Ancak bu yetmeyebilir. Ortadoğu’da olaylar artık İnternet hızıyla gelişiyor. Üstelik rejimlerin (son günlerde Esad’ın yaptığı gibi) sert tepki vermesi, protestoları daha da kışkırtıyor.
Bu yüzden gösteriler sürerse Ankara bir süre sonra kendini Suriye’de zor bir seçimle karşı karşıya bulabilir: Demokrasi mi, Esad’la dostluk mu?
ANKARA’NIN LİBYA MANEVRASI
Başbakan Tayyip Erdoğan’ın dün Cidde’de Libya lideri Kaddafi’ye yönelik sert ifadeleri, Ankara’nın artık 5 haftalık krizin ilk günlerindeki temkinli, tereddütlü, hatta bu yüzden kamu-oyunda “Kaddafi yanlısı” diye eleştirilen uslübunun çoktan geride kaldığının habercisiydi.

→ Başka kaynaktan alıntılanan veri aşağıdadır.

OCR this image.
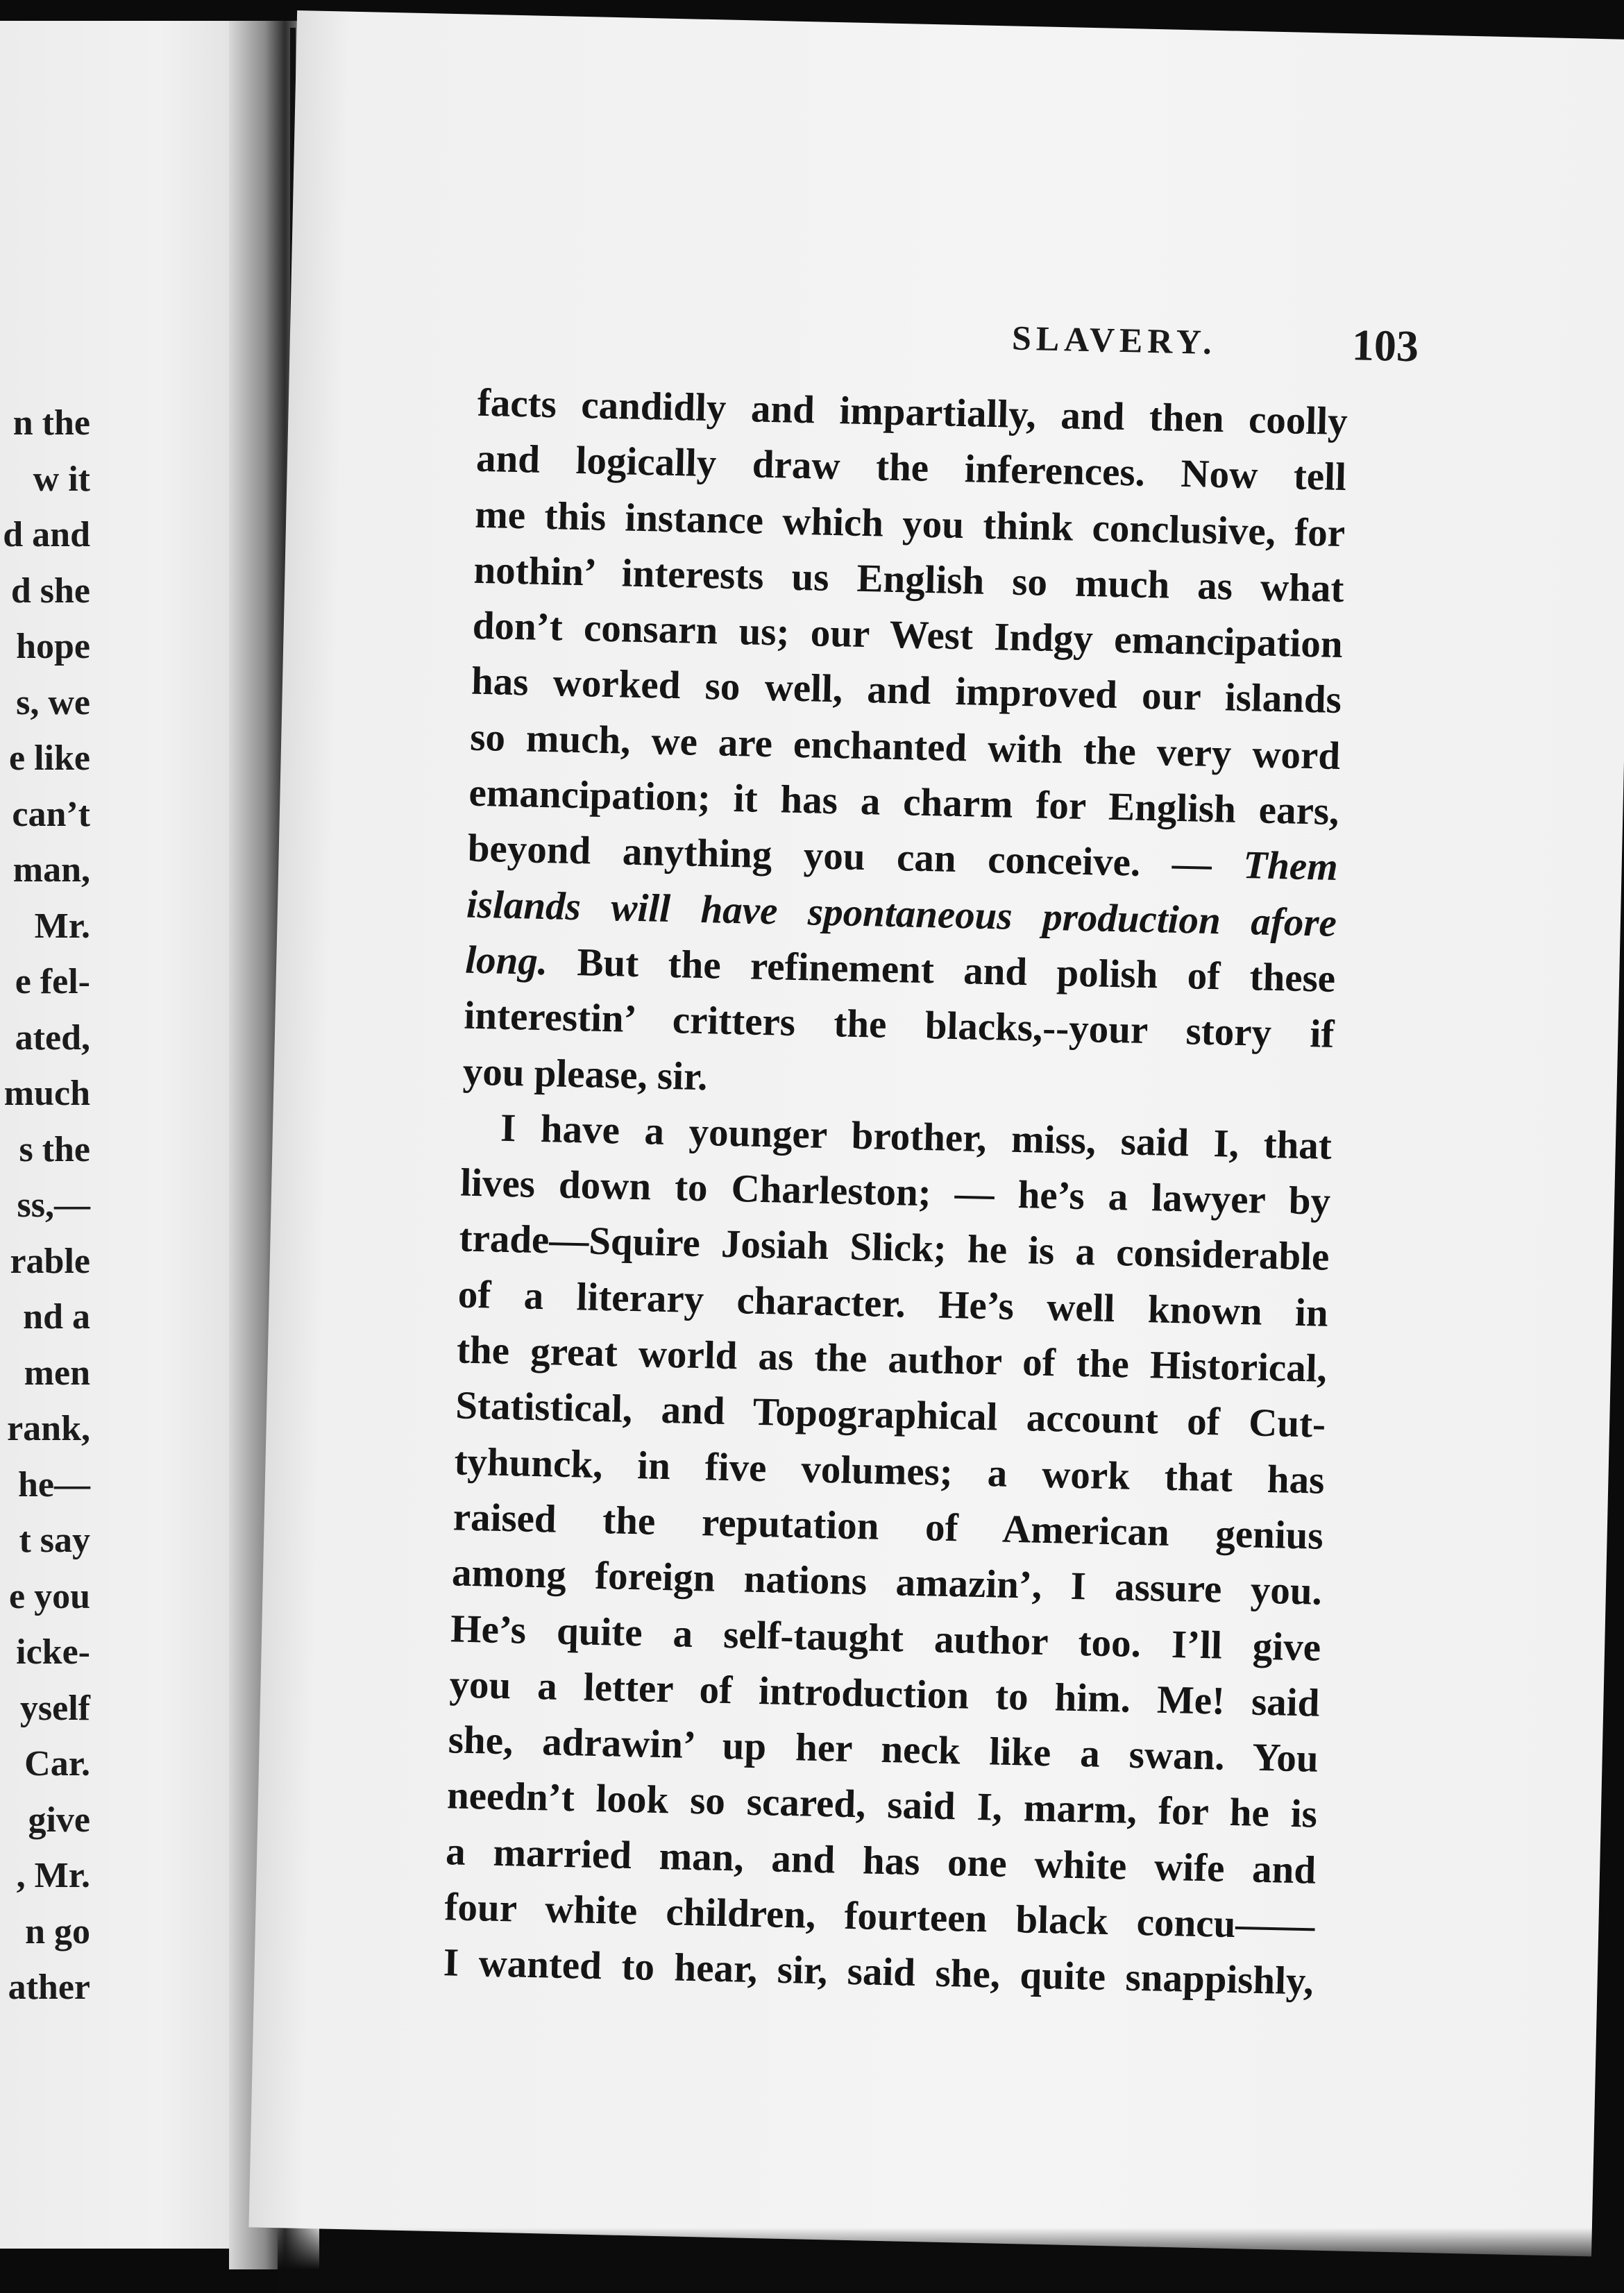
n the
w it
d and
d she
hope
s, we
e like
can’t
man,
Mr.
e fel-
ated,
much
s the
ss,—
rable
nd a
men
rank,
he—
t say
e you
icke-
yself
Car.
give
, Mr.
n go
ather
SLAVERY.	103
facts candidly and impartially, and then coolly
and logically draw the inferences. Now tell
me this instance which you think conclusive, for
nothin’ interests us English so much as what
don’t consarn us; our West Indgy emancipation
has worked so well, and improved our islands
so much, we are enchanted with the very word
emancipation; it has a charm for English ears,
beyond anything you can conceive. — Them
islands will have spontaneous production afore
long. But the refinement and polish of these
interestin’ critters the blacks,--your story if
you please, sir.
I have a younger brother, miss, said I, that
lives down to Charleston; — he’s a lawyer by
trade—Squire Josiah Slick; he is a considerable
of a literary character. He’s well known in
the great world as the author of the Historical,
Statistical, and Topographical account of Cut-
tyhunck, in five volumes; a work that has
raised the reputation of American genius
among foreign nations amazin’, I assure you.
He’s quite a self-taught author too. I’ll give
you a letter of introduction to him. Me! said
she, adrawin’ up her neck like a swan. You
needn’t look so scared, said I, marm, for he is
a married man, and has one white wife and
four white children, fourteen black concu——
I wanted to hear, sir, said she, quite snappishly,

Erdoğan daha haftalar önce Libya’da dış müdahaleye karşı olduğunu “Ne işi var NATO’nun Libya’da” sözleriyle tüm dünyaya ilan etmişti. Oysa dün akşam Dışişleri konutunda Ahmet Davutoğlu liderliğinde yapılan toplantıda, Genelkurmay İkinci Başkanı, MİT Müsteşarı, Dışişleri Müsteşarı ve askeri uzmanlar, Türkiye’nin NATO’dan gelen savaş planlarının neresinde olabileceğine karar vermeye çalışıyordu.
Ankara, Afganistan’da olduğu gibi, “saldırgan” pozisyonda olmadığı sürece Kaddafi’ye yönelik NATO harekatına kısıtlı bir destek sağlamaya razı. Savaşmak koşuluyla.
Batı’dan kopmama isteği
Peki nereden geliyor bu politika değişikliği?
Ankara, Libya sürecinin dışında kalarak kendini Batı’dan izole etmek, “Kaddafi yanlısı” gibi gözükmek istemiyor. Olay, sadece Libya değil Türkiye’nin Batı’daki yeriyle ilgili. İran’ın nükleer programı ve füze kalkanı konularında Ak Parti hükümeti ve Batılı müttefikleri arasında gerilimli süreçler yaşanmıştı. Ankara, Libya konusunda üçüncü bir krizin, Türkiye’nin Batı’dan koptuğu izlenimini iyice pekiştireceğinden, bunun AB sürecinden Washington’la ilişkilere kadar bir çok alanda yansımaları olmasından çekiniyor.
Zaten haftasonu Paris’de Irak ve Katar dahil 22 ülkenin davet edildiği Libya zirvesine çağrılmamış olmak da bir anlamda tehlike çanlarının habercisiydi. Hükümet, Fransa’ya tepkili.
Üst düzey yetkililer, başından beri Libya’da asıl karşı olduklarının hava bombardımanı değil “kara harekatı” ve “işgal” olduğunu, ancak Kaddafi’nin isyancılardan geri aldığı yerlerde uyguladığı şiddetin kabul edilemez boyutlara vardığını söylüyor. Başbakan ve Dışişleri bakanının uçuş yasağı konusunda yumuşamasında, Libya’dan gelen katliam haberleri etkili olmuş.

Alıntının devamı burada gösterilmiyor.